Descriptive and statistical analyses (e.g., chi-square tests, inter-rater reliability) were performed as part of the associated study, but no proprietary software or custom code is required to interpret the dataset.
Access information
Other publicly accessible locations of the data:
- None. This dataset is not available in any other public repository.
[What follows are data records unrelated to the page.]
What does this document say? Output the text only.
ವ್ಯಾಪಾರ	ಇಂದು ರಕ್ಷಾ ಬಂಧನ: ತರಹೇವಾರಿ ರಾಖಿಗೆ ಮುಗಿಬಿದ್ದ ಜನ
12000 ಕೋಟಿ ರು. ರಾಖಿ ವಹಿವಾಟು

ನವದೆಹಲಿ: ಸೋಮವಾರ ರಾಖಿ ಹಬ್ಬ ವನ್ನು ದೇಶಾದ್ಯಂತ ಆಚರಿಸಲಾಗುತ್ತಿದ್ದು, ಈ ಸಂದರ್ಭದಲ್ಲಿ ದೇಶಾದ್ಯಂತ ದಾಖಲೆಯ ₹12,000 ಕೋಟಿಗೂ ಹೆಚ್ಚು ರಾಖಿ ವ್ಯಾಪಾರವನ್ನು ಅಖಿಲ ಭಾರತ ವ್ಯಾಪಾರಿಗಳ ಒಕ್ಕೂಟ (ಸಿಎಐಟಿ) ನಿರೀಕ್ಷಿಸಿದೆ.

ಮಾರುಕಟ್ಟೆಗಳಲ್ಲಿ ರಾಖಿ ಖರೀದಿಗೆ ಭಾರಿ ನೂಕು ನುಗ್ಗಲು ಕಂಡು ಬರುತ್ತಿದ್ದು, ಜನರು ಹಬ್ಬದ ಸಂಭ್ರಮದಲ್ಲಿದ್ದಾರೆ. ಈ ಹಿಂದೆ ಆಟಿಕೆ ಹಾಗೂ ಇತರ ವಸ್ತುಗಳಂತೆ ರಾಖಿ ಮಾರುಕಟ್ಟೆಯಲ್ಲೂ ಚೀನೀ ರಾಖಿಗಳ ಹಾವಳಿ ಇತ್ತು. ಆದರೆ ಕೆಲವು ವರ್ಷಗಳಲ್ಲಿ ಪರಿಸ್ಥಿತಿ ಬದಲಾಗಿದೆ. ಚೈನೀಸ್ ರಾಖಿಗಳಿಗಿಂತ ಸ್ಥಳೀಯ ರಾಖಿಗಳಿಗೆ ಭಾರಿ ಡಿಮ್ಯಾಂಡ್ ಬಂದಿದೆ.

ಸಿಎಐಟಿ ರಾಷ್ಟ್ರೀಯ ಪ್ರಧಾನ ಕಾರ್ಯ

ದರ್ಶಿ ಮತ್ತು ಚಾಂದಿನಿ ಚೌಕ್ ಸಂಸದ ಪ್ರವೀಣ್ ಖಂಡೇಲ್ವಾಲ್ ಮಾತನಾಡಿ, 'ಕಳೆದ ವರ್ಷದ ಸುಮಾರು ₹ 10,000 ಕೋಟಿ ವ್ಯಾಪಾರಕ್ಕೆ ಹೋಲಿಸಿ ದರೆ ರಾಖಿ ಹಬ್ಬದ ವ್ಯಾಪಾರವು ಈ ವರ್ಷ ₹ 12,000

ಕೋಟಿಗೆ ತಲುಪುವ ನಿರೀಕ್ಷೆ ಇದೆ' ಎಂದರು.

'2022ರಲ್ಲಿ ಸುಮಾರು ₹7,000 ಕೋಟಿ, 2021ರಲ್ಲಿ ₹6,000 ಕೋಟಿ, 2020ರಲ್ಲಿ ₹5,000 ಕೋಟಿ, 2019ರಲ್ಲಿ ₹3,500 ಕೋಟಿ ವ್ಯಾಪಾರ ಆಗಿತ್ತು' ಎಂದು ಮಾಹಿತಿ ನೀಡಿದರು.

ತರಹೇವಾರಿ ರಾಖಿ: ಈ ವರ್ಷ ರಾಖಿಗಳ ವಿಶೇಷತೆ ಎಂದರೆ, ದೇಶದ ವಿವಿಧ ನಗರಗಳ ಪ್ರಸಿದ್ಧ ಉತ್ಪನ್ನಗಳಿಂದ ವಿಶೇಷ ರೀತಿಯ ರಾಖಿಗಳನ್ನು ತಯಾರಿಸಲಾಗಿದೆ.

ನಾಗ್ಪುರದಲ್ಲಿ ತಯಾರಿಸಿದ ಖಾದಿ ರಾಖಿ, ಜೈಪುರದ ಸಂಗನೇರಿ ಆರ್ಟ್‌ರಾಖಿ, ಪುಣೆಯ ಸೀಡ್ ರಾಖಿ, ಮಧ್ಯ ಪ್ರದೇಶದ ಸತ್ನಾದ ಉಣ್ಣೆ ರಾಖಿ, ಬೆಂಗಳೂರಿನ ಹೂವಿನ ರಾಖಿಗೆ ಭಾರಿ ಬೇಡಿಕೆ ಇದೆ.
Data was derived from the following sources:
- Not applicable. The data was originally collected by the authors through student surveys.
Human subjects data
This dataset contains de-identified survey responses from students collected as part of a study on instructional support. All identifying information (such as names, student IDs, email addresses) has been removed. Indirect identifiers such as demographic variables are included in general categories (e.g., income brackets, broad majors) to prevent re-identification.
Participants were informed that their anonymized responses would be used for research and made publicly available. Written informed consent was obtained from all participants.
The research protocol was reviewed by the University of Washington Human Subjects Division (HSD), which determined it to be exempt under Category 1. The exemption number is STUDY00000378.